Reputation: 5088
Assume you have an arbitrary number of vectors. Now you want to compare which elements co-occur between which vectors. For a small number of vectors this is easy to do "manually", e.g.:
a <- c("a", "b", "c")
b <- c("d", "e", "f")
c <- c("g", "h", "i")
a %in% b
a %in% c
b %in% c
However, as the number of vectors grow, this quickly becomes unwieldy. Is there some nifty and generalizable solution to these kinds of comparisons?
Upvotes: 3
Views: 1630
Reputation: 44525
Start by putting all of your vectors in a list, which will make them easier to work with. I imagine you then just want to know if each element of each vector appears in any of the other vectors. You can do that with a simple leave-one-out comparison of each vector to all the other vectors in the list:
x <- list(a, b, c)
lapply(seq_along(x), function(n) x[[n]] %in% unlist(x[-n]))
# [[1]]
# [1] FALSE FALSE FALSE
#
# [[2]]
# [1] FALSE FALSE FALSE
#
# [[3]]
# [1] FALSE FALSE FALSE
In the above structure, each vector is compared against all other values in all other vectors (combined).
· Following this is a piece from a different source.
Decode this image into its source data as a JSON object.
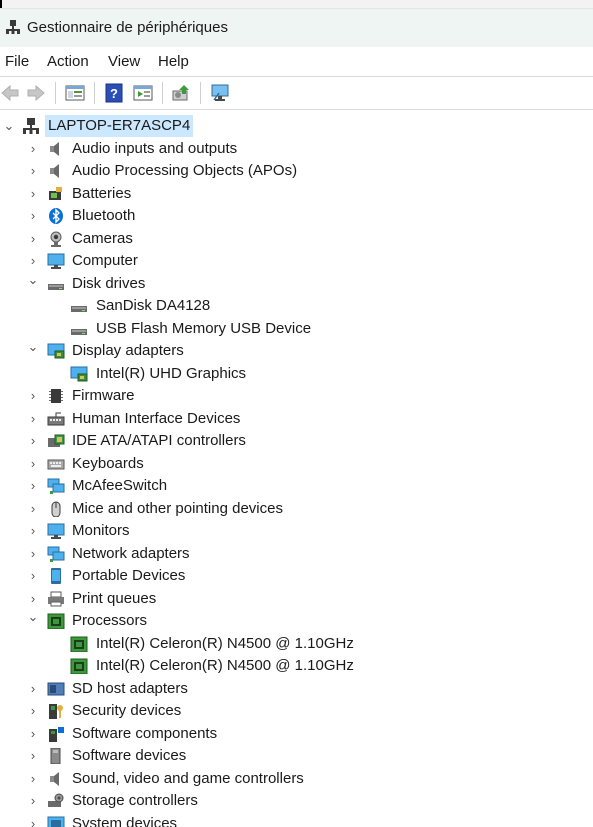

So the first list element is a three-element vector indicating whether each element of a
is found anywhere in b
or c
, and so forth.
If you need to do every pairwise comparison of vectors, you can do:
apply(combn(seq_along(x), 2), 2, function(n) x[[n[1]]] %in% x[[n[2]]])
# [,1] [,2] [,3]
# [1,] FALSE FALSE FALSE
# [2,] FALSE FALSE FALSE
# [3,] FALSE FALSE FALSE
In this structure, each column relates to a comparison of the vectors given by combn(seq_along(x), 2)
:
[,1] [,2] [,3]
[1,] 1 1 2
[2,] 2 3 3
So the first column indicates whether each element of a
is found in b
, the second column indicates whether each element of a
is found in c
, etc.
Upvotes: 3